Para que isto seja possível, será necessária outra
identificação de natureza completamente diferente, uma
identificação com o que Lacan chama, em 1962, de
alma
furiosa da vítima
, com Ofélia, a suicida. Será necessária esta
outra identificação para que possa encontrar-se com seu
desejo e encaminhar-se ao encontro mortal com seu próprio
ato.
Para situar a cena do teatro no teatro, é preciso articulá-
la com a cena anterior e com as que seguem. Na anterior, os
comediantes representam um episódio que Virgílio descreve
na Eneida. Hamlet fica surpreendido pela emoção que
capta num ato ao representar uma ficção que, no entanto,
lhe é alheia. Decide então tomar partido do teatro como
estratagema, montando, como uma ficção, a verdade excluída
que foi denunciada pelo fantasma do pai.
A consequência imediata à
play-scene
é que, embora
tenha a oportunidade de matar o rei ao surpreendê-lo
rezando, não pode fazê-lo. O pretexto
: “Ficarei vingado ao
surpreendê-lo enquanto purifica sua alma? A espada não poderia
buscar ocasião mais horrível”.
Como assinala Lacan, é um
pretexto que não conseguiu convencer ninguém.
Desta ocasião rejeitada, há uma consequência a tirar
que se relaciona à
play-scene
e sua limitação.
A explicação que Lacan oferece no
Seminário A angústia
sobre a postergação do ato é distinta da proposta nas lições de
1959. Retoma o tema da
play-scene
e sua vinculação à inibição
para realizar o ato. Assinala que, para poder atuar na cena de
sua própria missão – matar o tio –, Hamlet arma esta outra
cena, mas que o espelho desta representação sobre a cena é
insuficiente para desencadear o ato necessário. Identificar-se
com o assassino da cena representada lhe devolve a imagem
do assassino, mas apenas a imagem não basta para fazer o que
tem que fazer e não faz. Isto só pode ser feito pelo sobrinho
de comédia.
No gabinete da mãe, celebrar-se-á a célebre
closet-scene
,
o outro estereótipo com o qual se denomina a cena que ocorre
frente a um toucador ou escritório com um espelho, como
mostra toda a iconografia clássica segundo as ilustrações de
Simmonds.
Em sua autobiografia, Laurence Olivier comenta
que não conseguia entender a natureza da dificuldade que
Hamlet tinha para levar a cabo o que devia fazer; perguntava-
se pelo enigma de seu conflito interior. Foi assim que,
tentando entender o personagem, leu a obra de Jones, ”Uma
explicação do mistério de Hamlet: o Complexo de Édipo”.

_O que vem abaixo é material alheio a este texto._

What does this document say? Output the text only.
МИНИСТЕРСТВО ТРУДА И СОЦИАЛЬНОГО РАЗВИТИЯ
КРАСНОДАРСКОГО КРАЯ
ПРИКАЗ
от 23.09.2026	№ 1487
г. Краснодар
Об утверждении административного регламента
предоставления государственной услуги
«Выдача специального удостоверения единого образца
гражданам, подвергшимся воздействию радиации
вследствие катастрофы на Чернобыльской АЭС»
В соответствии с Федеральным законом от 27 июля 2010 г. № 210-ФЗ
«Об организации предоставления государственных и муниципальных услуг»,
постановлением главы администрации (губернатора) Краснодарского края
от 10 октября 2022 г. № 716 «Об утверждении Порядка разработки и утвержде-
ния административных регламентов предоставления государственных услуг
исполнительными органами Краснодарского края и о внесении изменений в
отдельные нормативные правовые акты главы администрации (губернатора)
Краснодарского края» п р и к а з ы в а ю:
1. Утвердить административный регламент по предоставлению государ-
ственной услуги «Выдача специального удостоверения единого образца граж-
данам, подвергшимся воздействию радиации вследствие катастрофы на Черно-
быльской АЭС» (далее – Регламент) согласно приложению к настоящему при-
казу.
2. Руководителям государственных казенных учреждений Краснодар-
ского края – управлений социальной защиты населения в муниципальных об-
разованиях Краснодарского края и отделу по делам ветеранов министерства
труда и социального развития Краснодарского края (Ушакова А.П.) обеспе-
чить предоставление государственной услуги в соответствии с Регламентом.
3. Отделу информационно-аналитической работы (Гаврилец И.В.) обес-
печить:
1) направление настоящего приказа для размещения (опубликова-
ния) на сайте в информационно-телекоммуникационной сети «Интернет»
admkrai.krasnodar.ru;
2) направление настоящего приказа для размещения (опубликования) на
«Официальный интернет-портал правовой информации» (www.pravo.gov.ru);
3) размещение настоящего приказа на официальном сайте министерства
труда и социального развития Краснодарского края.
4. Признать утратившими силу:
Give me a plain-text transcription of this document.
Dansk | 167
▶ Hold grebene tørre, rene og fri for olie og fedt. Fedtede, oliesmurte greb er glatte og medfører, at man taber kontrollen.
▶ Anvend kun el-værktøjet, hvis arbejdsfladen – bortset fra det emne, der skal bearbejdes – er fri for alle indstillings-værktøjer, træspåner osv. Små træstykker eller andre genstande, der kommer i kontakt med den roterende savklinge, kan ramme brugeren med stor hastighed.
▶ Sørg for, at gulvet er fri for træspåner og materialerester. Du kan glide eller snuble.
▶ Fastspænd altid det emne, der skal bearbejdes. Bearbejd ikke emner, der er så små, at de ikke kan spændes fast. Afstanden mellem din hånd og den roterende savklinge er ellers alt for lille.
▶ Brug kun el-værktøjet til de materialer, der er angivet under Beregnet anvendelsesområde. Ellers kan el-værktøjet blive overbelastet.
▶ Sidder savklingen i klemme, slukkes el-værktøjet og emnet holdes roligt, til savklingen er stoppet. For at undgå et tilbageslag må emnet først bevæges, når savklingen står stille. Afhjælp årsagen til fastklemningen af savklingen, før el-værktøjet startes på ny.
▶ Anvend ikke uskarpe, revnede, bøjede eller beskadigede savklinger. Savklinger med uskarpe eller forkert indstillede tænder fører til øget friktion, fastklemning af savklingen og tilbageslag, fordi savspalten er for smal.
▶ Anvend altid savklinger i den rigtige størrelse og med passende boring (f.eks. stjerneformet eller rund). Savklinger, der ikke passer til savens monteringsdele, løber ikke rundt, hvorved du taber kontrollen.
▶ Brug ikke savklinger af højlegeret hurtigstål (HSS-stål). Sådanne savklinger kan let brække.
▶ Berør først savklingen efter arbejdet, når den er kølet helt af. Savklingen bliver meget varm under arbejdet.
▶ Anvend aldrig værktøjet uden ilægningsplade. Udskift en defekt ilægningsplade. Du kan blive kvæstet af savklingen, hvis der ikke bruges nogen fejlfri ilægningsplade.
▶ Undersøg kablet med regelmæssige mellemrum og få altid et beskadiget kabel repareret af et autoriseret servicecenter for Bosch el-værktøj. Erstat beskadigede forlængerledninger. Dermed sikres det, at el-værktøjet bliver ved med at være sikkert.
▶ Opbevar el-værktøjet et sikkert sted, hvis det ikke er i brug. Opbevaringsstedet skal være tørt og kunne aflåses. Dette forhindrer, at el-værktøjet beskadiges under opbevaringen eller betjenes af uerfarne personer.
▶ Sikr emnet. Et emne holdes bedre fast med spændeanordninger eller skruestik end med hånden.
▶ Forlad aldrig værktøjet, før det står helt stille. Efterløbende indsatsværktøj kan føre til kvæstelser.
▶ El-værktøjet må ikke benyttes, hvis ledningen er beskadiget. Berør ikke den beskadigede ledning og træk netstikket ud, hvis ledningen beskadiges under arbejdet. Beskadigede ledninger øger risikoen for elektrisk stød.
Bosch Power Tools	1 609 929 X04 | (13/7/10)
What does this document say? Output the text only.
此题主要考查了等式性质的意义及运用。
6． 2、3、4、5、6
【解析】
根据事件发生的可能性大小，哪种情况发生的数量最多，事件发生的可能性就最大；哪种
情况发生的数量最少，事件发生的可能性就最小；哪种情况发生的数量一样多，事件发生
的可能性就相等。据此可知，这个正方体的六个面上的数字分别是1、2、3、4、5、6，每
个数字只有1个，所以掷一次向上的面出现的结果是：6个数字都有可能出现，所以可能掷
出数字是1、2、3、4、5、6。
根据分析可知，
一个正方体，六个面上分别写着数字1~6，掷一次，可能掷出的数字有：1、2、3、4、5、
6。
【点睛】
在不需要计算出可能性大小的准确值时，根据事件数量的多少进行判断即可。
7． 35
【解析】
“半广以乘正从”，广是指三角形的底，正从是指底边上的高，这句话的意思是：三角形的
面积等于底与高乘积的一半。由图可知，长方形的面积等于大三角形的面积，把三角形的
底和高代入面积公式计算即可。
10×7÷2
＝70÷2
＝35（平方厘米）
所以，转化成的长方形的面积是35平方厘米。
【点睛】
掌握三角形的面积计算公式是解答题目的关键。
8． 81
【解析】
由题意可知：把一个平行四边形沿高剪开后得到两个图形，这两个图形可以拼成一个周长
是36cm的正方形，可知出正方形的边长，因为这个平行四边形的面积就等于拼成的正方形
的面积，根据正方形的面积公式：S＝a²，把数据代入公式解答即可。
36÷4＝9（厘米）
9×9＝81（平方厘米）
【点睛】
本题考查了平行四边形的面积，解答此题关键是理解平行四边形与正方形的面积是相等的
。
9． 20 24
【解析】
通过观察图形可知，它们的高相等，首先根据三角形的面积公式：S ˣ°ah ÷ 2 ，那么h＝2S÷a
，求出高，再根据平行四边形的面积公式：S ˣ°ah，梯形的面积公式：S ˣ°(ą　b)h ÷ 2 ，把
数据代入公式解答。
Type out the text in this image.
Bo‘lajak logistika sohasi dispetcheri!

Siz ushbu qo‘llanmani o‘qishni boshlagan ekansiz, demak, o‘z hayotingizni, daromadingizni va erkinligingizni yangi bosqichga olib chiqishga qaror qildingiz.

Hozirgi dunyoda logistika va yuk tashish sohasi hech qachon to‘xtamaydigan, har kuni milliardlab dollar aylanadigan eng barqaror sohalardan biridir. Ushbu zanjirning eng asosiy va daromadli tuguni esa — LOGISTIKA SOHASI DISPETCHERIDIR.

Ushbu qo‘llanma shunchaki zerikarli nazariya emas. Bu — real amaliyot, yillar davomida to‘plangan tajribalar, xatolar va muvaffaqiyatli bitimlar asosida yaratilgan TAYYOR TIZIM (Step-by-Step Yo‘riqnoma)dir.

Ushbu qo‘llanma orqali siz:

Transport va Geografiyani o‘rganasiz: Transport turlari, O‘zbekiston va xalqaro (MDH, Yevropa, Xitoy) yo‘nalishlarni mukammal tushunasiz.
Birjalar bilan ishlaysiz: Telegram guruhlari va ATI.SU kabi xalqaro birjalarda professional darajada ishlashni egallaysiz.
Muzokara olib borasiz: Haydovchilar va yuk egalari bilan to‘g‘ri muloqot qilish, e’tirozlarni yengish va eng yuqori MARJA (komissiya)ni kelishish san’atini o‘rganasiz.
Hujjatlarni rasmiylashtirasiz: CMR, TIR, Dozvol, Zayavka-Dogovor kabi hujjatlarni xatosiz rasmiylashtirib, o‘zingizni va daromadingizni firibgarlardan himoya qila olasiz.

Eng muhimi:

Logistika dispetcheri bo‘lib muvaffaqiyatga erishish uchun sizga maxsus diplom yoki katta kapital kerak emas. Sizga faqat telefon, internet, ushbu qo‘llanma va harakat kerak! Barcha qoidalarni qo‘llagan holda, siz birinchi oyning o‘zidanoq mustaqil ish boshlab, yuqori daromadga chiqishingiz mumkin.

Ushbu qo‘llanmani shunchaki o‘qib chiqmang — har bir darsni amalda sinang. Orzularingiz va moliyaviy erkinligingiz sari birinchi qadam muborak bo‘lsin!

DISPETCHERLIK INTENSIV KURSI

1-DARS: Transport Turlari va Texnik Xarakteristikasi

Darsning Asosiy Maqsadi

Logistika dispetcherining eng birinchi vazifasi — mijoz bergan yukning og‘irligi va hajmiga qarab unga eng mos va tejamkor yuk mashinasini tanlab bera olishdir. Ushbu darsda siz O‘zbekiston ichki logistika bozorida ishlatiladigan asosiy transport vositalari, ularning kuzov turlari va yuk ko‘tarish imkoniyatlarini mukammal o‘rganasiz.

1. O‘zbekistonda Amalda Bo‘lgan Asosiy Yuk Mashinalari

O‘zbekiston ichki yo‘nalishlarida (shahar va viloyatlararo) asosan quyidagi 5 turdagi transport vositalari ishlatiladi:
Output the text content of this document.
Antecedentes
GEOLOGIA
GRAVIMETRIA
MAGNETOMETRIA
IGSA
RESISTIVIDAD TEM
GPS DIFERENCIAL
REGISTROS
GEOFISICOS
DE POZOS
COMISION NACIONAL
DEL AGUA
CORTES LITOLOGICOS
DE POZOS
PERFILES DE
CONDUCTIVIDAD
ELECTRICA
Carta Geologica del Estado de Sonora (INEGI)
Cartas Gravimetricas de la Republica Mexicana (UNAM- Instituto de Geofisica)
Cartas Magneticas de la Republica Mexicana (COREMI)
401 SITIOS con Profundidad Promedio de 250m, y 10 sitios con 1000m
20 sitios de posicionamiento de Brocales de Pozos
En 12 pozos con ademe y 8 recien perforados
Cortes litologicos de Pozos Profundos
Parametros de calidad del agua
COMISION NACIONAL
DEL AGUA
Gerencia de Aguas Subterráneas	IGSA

Pareceu-lhe um trabalho maravilhosamente esclarecedor e
decidiu consultar o autor para falar do tema.
“O professor
se empenhava em dizer-nos que este complexo é inconsciente
e que, tanto para Hamlet como para Shakespeare, a natureza
do conflito lhes escapa”
, diz Olivier,
“no entanto, para mim, a
explicação psicanalítica dava toda uma possibilidade de entender
esta incapacidade absoluta de Hamlet de levar adiante o que se
esperava dele, assim como suas mudanças de humor”9.
É a partir
das conversas com Jones que o leito matrimonial é o primeiro
que aparece aos olhos do espectador na versão filmada.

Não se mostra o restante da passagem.